Rusya pazarında bulduğumuz bir talep üzerine, o yörelerin sorumlusu arkadaşımdan bir e-posta yazarak iletişim kurmasını istemiştim. Birkaç gün içerisinde cevap gelmeyince e-posta iletisini tekrar yolladık.
Günlük toplantımızda, görev güncellemeleri yapan bu arkadaşımızdan tekrar yollanan iletiye de cevap gelmediğini duyunca, elimizdeki telefon numarasından talep sahibi alıcıyı aramasını istedim.
Talep sahibi firmada konuşulan kişi böyle bir e-posta iletisi almadıklarını söylemiş. Farklı bir adres vererek iletiyi oraya da yollamasını istemiş
Ancak konuşma esnasında “Konuştuğu Rusçayı anlayabildiğim birisiyle muhatap olmak güzel oldu” diyerek, daha önce arayan kişilerle yaşadığı iletişim zorluğunu anlatmış.
Daha sonra etkin bir iletişim ve talep/teklif yönetimi ile bu olası alıcıların ülkemize gelerek fabrikayı ziyaretlerini ve görüşmelerin daha ileri seviyelere taşınmasını sağladık.
“Dış Ticaret iletişimi ve Kültürlerarası İletişim” derslerinde önemle vurguladığım bir konu vardır.
Söylenilen şey işitilmeyebilir,
İşitilen anlaşılmayabilir,
Anlaşılan ise ifade edilmek istenilen olmayabilir.
Bu nedenle muhatabımıza söylediklerimizin, ifade etmek istediğimiz şekilde anlaşılıp anlaşılmadığını anlamak, çok amma çok önemlidir.
Bunu belirleyebilmenin en öne çıkan unsuru da muhatabımıza söz söyleme fırsatı tanımak ve onu dinlerken, bizim ifade etmek istediklerimizin ne kadarının ve nasıl anlaşıldığını anlamaktır.
Ancak bu şekilde sağlıklı bir iletişim kurabilir ve yanlış anlaşılmaktan kurtulabiliriz.
Bunun için de “İdare eder” seviyede yabancı dil konuşan elemanların müşterilerle, özellikle telefon ile doğrudan temasının biraz gerilere çekilmesinde fayda vardır.
Yüz yüze yapılan görüşmelerde, yabancı dilin kullanımındaki bazı eksikliklerin giderilmesi ve yanlış anlaşılmaların önlenebilmesi mümkün olabilmektedir. Yazı yazmak, örnek ürün üzerinden konuşmak gibi kolaylaştırıcı unsurları devreye alabilirsiniz.
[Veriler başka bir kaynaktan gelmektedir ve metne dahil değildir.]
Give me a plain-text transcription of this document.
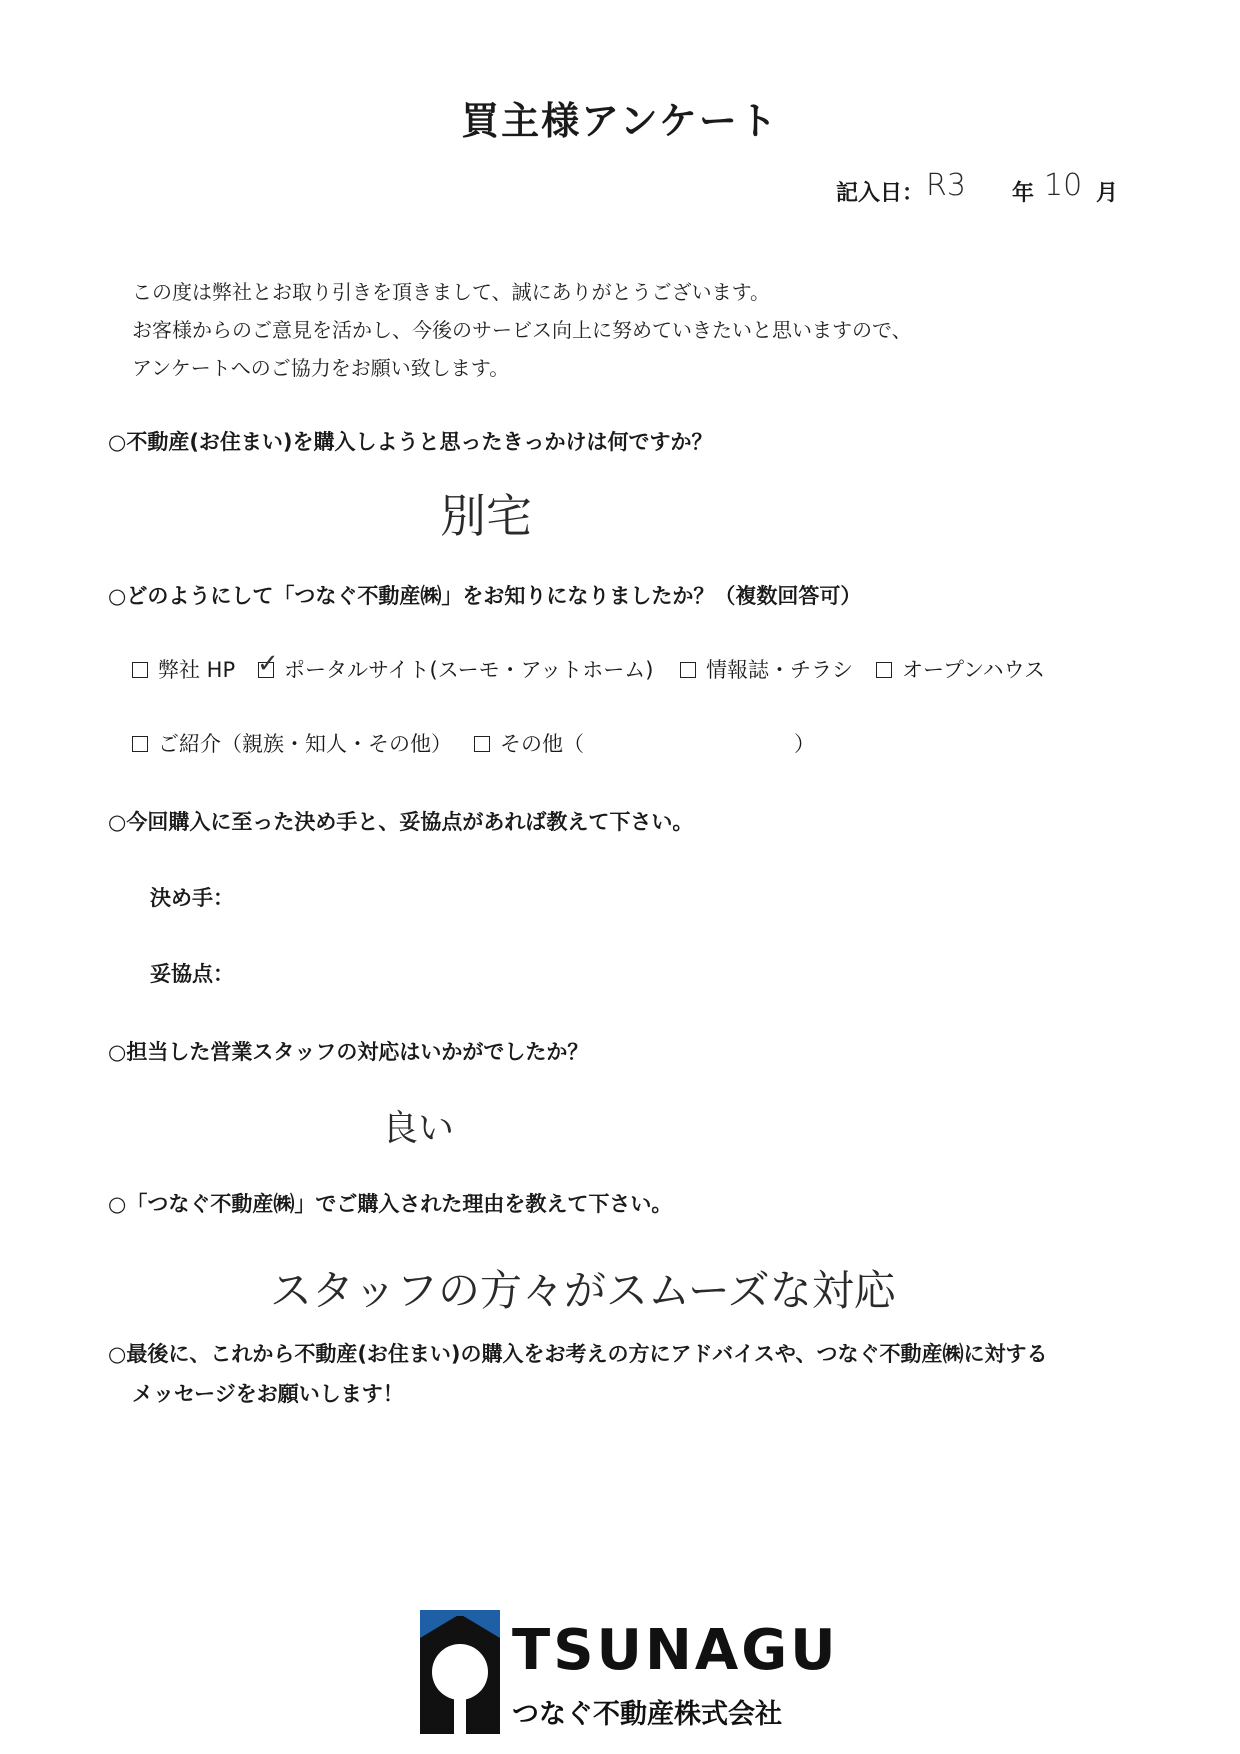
買主様アンケート
記入日： R3 年 10 月
この度は弊社とお取り引きを頂きまして、誠にありがとうございます。
お客様からのご意見を活かし、今後のサービス向上に努めていきたいと思いますので、
アンケートへのご協力をお願い致します。
○不動産(お住まい)を購入しようと思ったきっかけは何ですか？
別宅
○どのようにして「つなぐ不動産㈱」をお知りになりましたか？（複数回答可）
弊社 HP ✓ ポータルサイト(スーモ・アットホーム)	情報誌・チラシ	オープンハウス
ご紹介（親族・知人・その他）	その他（	）
○今回購入に至った決め手と、妥協点があれば教えて下さい。
決め手：
妥協点：
○担当した営業スタッフの対応はいかがでしたか？
良い
○「つなぐ不動産㈱」でご購入された理由を教えて下さい。
スタッフの方々がスムーズな対応
○最後に、これから不動産(お住まい)の購入をお考えの方にアドバイスや、つなぐ不動産㈱に対する
メッセージをお願いします！
TSUNAGU
つなぐ不動産株式会社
Ancak telefonla konuşmak biraz daha yabancı dil mahareti ister.
Hem anlatmak hem de anlamak, yüz yüze olan iletişimden daha zordur.
Çünkü, iletişimin ana ögesi olan beden dili ortada yoktur…
İletişimde sözcüklerin en az etkisi olan unsur olduğunu söylemem sizi şaşırtmasın. Bunu ben söylemiyorum araştırmalar söylüyor.
Bu nedenledir ki telefonla iletişimde zorluk çekeriz.
Sesinizi nasıl kullandığınız, cümlenizdeki entonasyon/vurgu kuvveti anlatımızı çok etkiler.
Cümlenizi nasıl kurgulayıp, hangi sözcüğü/sözcükleri öne çıkardığınız çok önemlidir.